L'opposition à la politisation des masses, le cléricalisme et l'anti-modernisme excluent le salazarisme de l'idéologie fasciste. Une police politique (PIDE) ou un parti unique ne suffisent pas à caractériser un régime fasciste puisque aussi partagés par les dictatures communistes.
Évolution du régime entre 1933 et 1945
Profondément anti-démocratique, ce régime va susciter de nombreuses révoltes internes, lesquelles vont être réprimées par la Polícia internacional e de defesa do estado (PIDE), police politique de l'État portugais, fondée en 1933 sur le modèle de l'OVRA, la police politique de l'Italie fasciste, mais sur les conseils du MI5 britannique. La PIDE obéit directement à Salazar, dispose de plus de deux mille agents, d'un vaste réseau de renseignement, et de centres de détention au Portugal et dans l'Empire.

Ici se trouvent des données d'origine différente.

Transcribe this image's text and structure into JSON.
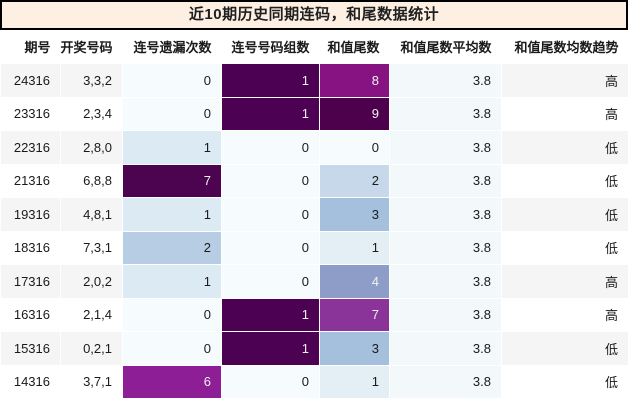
{
  "title": "近10期历史同期连码，和尾数据统计",
  "columns": [
    "期号",
    "开奖号码",
    "连号遗漏次数",
    "连号号码组数",
    "和值尾数",
    "和值尾数平均数",
    "和值尾数均数趋势"
  ],
  "colors": {
    "title_bg": "#fdf0e2",
    "title_border": "#000000",
    "stripe_odd": "#f5f5f5",
    "stripe_even": "#ffffff",
    "dark_text": "#1a1a1a",
    "light_text": "#f1f1f1",
    "heatmap_low": "#f6fbfd",
    "heatmap_high": "#4d004b"
  },
  "rows": [
    {
      "period": "24316",
      "numbers": "3,3,2",
      "miss": {
        "v": "0",
        "bg": "#f6fbfd",
        "fg": "d"
      },
      "groups": {
        "v": "1",
        "bg": "#4d0152",
        "fg": "l"
      },
      "tail": {
        "v": "8",
        "bg": "#861381",
        "fg": "l"
      },
      "avg": {
        "v": "3.8",
        "bg": "#f3f9fb",
        "fg": "d"
      },
      "trend": "高"
    },
    {
      "period": "23316",
      "numbers": "2,3,4",
      "miss": {
        "v": "0",
        "bg": "#f6fbfd",
        "fg": "d"
      },
      "groups": {
        "v": "1",
        "bg": "#4d0152",
        "fg": "l"
      },
      "tail": {
        "v": "9",
        "bg": "#4d004b",
        "fg": "l"
      },
      "avg": {
        "v": "3.8",
        "bg": "#f3f9fb",
        "fg": "d"
      },
      "trend": "高"
    },
    {
      "period": "22316",
      "numbers": "2,8,0",
      "miss": {
        "v": "1",
        "bg": "#dcebf3",
        "fg": "d"
      },
      "groups": {
        "v": "0",
        "bg": "#f6fbfd",
        "fg": "d"
      },
      "tail": {
        "v": "0",
        "bg": "#f6fbfd",
        "fg": "d"
      },
      "avg": {
        "v": "3.8",
        "bg": "#f3f9fb",
        "fg": "d"
      },
      "trend": "低"
    },
    {
      "period": "21316",
      "numbers": "6,8,8",
      "miss": {
        "v": "7",
        "bg": "#4c0350",
        "fg": "l"
      },
      "groups": {
        "v": "0",
        "bg": "#f6fbfd",
        "fg": "d"
      },
      "tail": {
        "v": "2",
        "bg": "#c6d8ea",
        "fg": "d"
      },
      "avg": {
        "v": "3.8",
        "bg": "#f3f9fb",
        "fg": "d"
      },
      "trend": "低"
    },
    {
      "period": "19316",
      "numbers": "4,8,1",
      "miss": {
        "v": "1",
        "bg": "#dcebf3",
        "fg": "d"
      },
      "groups": {
        "v": "0",
        "bg": "#f6fbfd",
        "fg": "d"
      },
      "tail": {
        "v": "3",
        "bg": "#a5c0dd",
        "fg": "d"
      },
      "avg": {
        "v": "3.8",
        "bg": "#f3f9fb",
        "fg": "d"
      },
      "trend": "低"
    },
    {
      "period": "18316",
      "numbers": "7,3,1",
      "miss": {
        "v": "2",
        "bg": "#b6cde3",
        "fg": "d"
      },
      "groups": {
        "v": "0",
        "bg": "#f6fbfd",
        "fg": "d"
      },
      "tail": {
        "v": "1",
        "bg": "#e3eef5",
        "fg": "d"
      },
      "avg": {
        "v": "3.8",
        "bg": "#f3f9fb",
        "fg": "d"
      },
      "trend": "低"
    },
    {
      "period": "17316",
      "numbers": "2,0,2",
      "miss": {
        "v": "1",
        "bg": "#dcebf3",
        "fg": "d"
      },
      "groups": {
        "v": "0",
        "bg": "#f6fbfd",
        "fg": "d"
      },
      "tail": {
        "v": "4",
        "bg": "#8e9cc8",
        "fg": "l"
      },
      "avg": {
        "v": "3.8",
        "bg": "#f3f9fb",
        "fg": "d"
      },
      "trend": "高"
    },
    {
      "period": "16316",
      "numbers": "2,1,4",
      "miss": {
        "v": "0",
        "bg": "#f6fbfd",
        "fg": "d"
      },
      "groups": {
        "v": "1",
        "bg": "#4d0152",
        "fg": "l"
      },
      "tail": {
        "v": "7",
        "bg": "#8a3399",
        "fg": "l"
      },
      "avg": {
        "v": "3.8",
        "bg": "#f3f9fb",
        "fg": "d"
      },
      "trend": "高"
    },
    {
      "period": "15316",
      "numbers": "0,2,1",
      "miss": {
        "v": "0",
        "bg": "#f6fbfd",
        "fg": "d"
      },
      "groups": {
        "v": "1",
        "bg": "#4d0152",
        "fg": "l"
      },
      "tail": {
        "v": "3",
        "bg": "#a5c0dd",
        "fg": "d"
      },
      "avg": {
        "v": "3.8",
        "bg": "#f3f9fb",
        "fg": "d"
      },
      "trend": "低"
    },
    {
      "period": "14316",
      "numbers": "3,7,1",
      "miss": {
        "v": "6",
        "bg": "#8e1e96",
        "fg": "l"
      },
      "groups": {
        "v": "0",
        "bg": "#f6fbfd",
        "fg": "d"
      },
      "tail": {
        "v": "1",
        "bg": "#e3eef5",
        "fg": "d"
      },
      "avg": {
        "v": "3.8",
        "bg": "#f3f9fb",
        "fg": "d"
      },
      "trend": "低"
    }
  ]
}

Sous l'influence grandissante du Troisième Reich, de l'Italie mussolinienne et du franquisme, tout le long des années 1930, Salazar impulse des réformes institutionnelles rapprochant son régime de ces trois systèmes. Mais, pour reprendre l'expression de l'historien René Rémond, ces adaptations ont tout du « badigeon romain »[6] et ne survivront pas vraiment à la Seconde Guerre mondiale durant laquelle le Portugal reste à distance des forces de l'Axe.
1935 : création de la FNAT (Fédération nationale pour l'allégresse au travail), réplique de la Kraft durch Freude nazie, visant à encadrer les loisirs des ouvriers.
1936 : création de la Mocidade Portuguesa (Jeunesse portugaise), portant l'uniforme siglé du S de Salazar. L'adhésion est obligatoire à partir de 10 ans et l'ambiance y est paramilitaire sur le modèle des mouvements de jeunesse italiens et allemands d'alors.
Toutes ces organisations sont réformées ou tombent en désuétude en 1945 alors que le régime perdure. L'opposition à l'Estado Novo regroupe des républicains, des communistes, des socialistes et des anarchistes. Le Parti communiste portugais (PCP) devient le principal parti d’opposition à la dictature et constitue la cible prioritaire de la répression[8]. Notons également que si les premières actions de la PIDE visent la gauche, elles ciblent également les mouvements fascistes portugais se réclamant explicitement de Mussolini (notamment les 25 000 chemises bleues que comptait le pays en 1933) mais aussi le mouvement national-syndicaliste, d'inspiration hitlérienne, dissous en 1934 et dont le chef Rolão Preto(pt) est condamné à l'exil.
Proche mais toutefois différent du régime fasciste italien, la rupture révolutionnaire prônée par cette doctrine laisse place, au Portugal, à la conservation des structures historiques, à l'absence d'ambition d'expansion territoriale (tempéré toutefois par la défense des colonies d'outre-mer) et la vision naturelle de l'Homme typiquement conservatrice, contrairement à la volonté du fascisme de créer un « Homme nouveau » maîtrisant les forces de la Nature.[réf. souhaitée]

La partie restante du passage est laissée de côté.